Error rates of representative sequencing methods for HCV genotype 1a and 2a transcripts
| Method | Transcript | Unresolved sites (>5%) | Shannon entropy at all sites | Shannon entropy at codon position: | ||
|---|---|---|---|---|---|---|
| 1 | 2 | 3 | ||||
| O-Meta | 1a_AF011751 | 35 | 0.0158 | 0.0150 | 0.0157 | 0.0135 |
| 2a_AB047639 | 42 | 0.0129 | 0.0132 | 0.0143 | 0.0166 | |
| O-Capt | 1a_AF011751 | 25 | 0.0079 | 0.0077 | 0.0075 | 0.0075 |
| 2a_AB047639 | 18 | 0.0065 | 0.0065 | 0.0029 | 0.0032 | |
All methods had 100% accuracy for the sequence concordance of majority consensus sequence with the sequence of the clone.
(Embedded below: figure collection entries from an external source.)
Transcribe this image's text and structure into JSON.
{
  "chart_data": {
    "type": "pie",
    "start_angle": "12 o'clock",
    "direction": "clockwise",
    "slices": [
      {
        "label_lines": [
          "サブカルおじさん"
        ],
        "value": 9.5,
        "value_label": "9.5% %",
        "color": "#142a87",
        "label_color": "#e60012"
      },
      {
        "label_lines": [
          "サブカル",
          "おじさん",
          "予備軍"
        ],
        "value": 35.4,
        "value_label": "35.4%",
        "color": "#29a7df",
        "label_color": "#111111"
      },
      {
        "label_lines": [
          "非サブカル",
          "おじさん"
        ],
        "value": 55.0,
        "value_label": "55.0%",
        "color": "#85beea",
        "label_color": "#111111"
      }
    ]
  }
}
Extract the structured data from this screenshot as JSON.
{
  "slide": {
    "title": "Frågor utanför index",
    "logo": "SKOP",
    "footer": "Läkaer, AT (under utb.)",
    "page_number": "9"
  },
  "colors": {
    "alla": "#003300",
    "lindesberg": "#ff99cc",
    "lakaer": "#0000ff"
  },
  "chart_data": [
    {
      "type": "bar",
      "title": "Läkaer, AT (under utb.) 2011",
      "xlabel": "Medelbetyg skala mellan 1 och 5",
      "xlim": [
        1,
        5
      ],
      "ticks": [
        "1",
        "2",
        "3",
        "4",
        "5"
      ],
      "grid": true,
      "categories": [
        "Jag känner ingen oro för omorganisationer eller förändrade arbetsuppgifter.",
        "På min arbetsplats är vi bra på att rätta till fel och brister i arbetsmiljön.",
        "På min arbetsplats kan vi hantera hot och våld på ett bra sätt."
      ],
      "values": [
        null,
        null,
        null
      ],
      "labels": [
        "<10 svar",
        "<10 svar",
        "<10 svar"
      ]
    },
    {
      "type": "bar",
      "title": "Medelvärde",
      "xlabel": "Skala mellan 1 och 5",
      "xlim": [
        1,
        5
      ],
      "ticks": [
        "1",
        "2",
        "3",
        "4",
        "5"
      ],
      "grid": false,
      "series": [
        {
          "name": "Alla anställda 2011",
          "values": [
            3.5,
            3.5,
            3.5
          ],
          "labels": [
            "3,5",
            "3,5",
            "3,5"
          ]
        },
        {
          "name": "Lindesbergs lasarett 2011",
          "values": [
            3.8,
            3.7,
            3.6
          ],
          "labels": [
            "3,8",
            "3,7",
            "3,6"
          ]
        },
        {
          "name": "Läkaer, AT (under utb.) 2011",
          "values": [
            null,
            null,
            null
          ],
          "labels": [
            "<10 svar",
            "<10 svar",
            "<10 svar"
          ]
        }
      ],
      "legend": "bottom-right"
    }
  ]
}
Transcripts are shown by the HCV genotype first and the GenBank accession number.
Number of ambiguous sites (discordant reads forming >5% of total).
FIG 6Mean Shannon entropy values of NGS-generated sequences and relationship with viral load. (A to C) Shannon entropy values for polymorphic sites inferred for NGS sequencing methods based on metagenomic libraries (A), target enrichment (B), and PCR preamplification (C). Viral loads are plotted on log scales. (D and E) Shannon entropy values at each codon position in the consensus sequences inferred by each sequencing method based on the whole genome (D) and the nonstructural regions (E).
FIG 7Capacity of NGS to detect mixed-genotype/subtype samples. Observed ratios of NGS read counts between component genotypes genotype A (Gt A) and genotype B (Gt B) (y axis) compared to their input ratios (x axis), plotted on a log/log scale. The dotted line represents the expected position of data points if the assays were able to detect both input genotypes (genotypes A and B) with equal efficiency. Samples of mixed genotype of known ratio (the input ratio) were acquired from QCMD or through patient samples or in vitro transcripts of known genotype that were mixed in vitro (listed in Table S1B in the supplemental material).
FIG 8Frequencies of RAVs in the study samples (untreated subjects). Frequencies of resistance-associated mutations in NS3 genes (A) and NS5A and NS5B genes (B) detected by different sequencing methods, shown on a gray or color background to indicate frequencies. Resistance mutations were present either as minor variants (around 1 to 10% of the population; shown by yellow background) or represented the predominant variant in the population (shown by red background). Frequency information from samples with <10 reads at a site were excluded, as were polymorphisms found within a single sequence. Samples have been grouped by genotype.